Unfortunately, our public expenditure in research and development has remained below 0.8 per cent compared to an average of about four per cent by South Korea, one of the world’s highest investor in this variable. Technology transforms resources into improved final products. While there is no doubt that Kenya is well endowed with very many creative minds, our political institutions and national leadership have failed miserably to harness, coordinate, protect and commercialise these innovations.

It is the obligation of the government to establish an enabling environment to allow the most talented to thrive. Unfortunately, our political leadership promotes cronyism, mediocrity and a toxic business environment through punitive tax regimes and poorly thought out macroeconomic policies. In any case, it is economic hogwash to talk of huge infrastructural investments if they are not designed and built by our own engineers and designers, and majority of the supplies are not sourced from within the economy.

Guarantee protection

On natural resources, we have not been endowed with non-renewal resources. But we have plenty of renewable resources. The world has significantly shifted into Green Growth and Circular Economic models. This calls upon our policy makers to make a deliberate effort to integrate green energies into our building technologies. It demands that green energy should be our primary source at both industrial and household levels.

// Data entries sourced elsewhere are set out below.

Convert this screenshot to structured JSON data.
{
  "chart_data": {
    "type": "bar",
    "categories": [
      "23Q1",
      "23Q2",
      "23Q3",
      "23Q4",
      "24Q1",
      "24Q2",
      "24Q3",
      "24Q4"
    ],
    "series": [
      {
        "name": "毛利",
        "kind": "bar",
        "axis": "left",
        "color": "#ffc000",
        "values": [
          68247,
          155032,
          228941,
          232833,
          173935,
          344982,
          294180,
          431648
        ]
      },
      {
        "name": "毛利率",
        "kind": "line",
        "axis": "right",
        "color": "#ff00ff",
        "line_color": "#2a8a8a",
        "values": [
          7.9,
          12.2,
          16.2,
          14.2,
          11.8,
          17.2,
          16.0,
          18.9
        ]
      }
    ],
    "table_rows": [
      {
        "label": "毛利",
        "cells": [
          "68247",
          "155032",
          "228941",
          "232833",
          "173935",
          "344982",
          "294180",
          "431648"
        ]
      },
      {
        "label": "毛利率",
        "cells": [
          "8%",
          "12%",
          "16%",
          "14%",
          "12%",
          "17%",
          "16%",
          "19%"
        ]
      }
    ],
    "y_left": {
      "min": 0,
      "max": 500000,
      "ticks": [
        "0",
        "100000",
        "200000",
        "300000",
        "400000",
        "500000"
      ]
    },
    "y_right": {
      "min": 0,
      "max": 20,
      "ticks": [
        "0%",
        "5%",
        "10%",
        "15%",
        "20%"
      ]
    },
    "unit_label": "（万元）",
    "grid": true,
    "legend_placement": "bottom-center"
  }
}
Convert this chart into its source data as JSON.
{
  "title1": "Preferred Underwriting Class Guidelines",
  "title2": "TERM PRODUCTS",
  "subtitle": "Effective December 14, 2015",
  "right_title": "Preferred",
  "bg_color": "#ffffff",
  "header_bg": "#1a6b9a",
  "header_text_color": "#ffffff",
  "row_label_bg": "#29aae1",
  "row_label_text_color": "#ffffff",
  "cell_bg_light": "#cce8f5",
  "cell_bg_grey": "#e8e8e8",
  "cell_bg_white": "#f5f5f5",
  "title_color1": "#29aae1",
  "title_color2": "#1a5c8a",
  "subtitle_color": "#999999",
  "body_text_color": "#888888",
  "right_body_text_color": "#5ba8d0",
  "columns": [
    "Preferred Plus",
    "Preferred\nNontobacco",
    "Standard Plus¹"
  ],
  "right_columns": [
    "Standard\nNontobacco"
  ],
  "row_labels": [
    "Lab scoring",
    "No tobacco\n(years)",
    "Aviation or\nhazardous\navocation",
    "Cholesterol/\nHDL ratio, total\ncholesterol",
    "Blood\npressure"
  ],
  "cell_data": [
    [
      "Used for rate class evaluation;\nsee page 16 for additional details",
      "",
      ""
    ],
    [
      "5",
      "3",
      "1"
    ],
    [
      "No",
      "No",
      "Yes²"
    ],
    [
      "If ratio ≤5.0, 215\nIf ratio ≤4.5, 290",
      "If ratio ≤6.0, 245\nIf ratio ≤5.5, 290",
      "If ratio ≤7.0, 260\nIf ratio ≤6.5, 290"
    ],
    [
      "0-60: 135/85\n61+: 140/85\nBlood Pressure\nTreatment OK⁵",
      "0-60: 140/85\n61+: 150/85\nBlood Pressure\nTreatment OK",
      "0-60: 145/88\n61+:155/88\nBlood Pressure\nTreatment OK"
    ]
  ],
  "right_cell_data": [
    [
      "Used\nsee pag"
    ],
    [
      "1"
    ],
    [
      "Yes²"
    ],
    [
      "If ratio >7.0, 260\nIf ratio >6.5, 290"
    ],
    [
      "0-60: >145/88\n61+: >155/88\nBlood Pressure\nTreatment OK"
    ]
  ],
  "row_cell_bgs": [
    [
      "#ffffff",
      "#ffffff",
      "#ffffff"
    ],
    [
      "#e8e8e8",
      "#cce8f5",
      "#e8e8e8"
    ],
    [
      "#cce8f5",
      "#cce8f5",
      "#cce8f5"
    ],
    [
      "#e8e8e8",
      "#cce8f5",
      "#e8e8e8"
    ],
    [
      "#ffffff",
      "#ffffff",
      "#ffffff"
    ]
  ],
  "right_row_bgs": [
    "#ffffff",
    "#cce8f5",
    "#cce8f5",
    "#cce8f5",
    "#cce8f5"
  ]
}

Our waste management system must be turned into frontier industries of the 21st century. Relevant green technologies on waste management already exist.

On the final question of property rights and political stability we score probably three out of 10 at best. It is an open secret that it is difficult to trust the authenticity of government documents on properties. Citizens too have no shame copying and commercialising others’ innovations without rights. An economy whose leaders cannot assure the sanctity of property rights nor guarantee protection of innovations of its citizens is doomed ab initio. No investor or creator will want to put all their energy and soul into such a system.

With hindsight from models of effective economic structures, the late Michael Kijana Wamalwa had this in mind: That for the king to be great, then he must surround himself with fine and polished men and women in their own fields of expertise. That model of leadership abhors sycophancy and mediocrity not only in the politics of the day, but also in the management of the economy.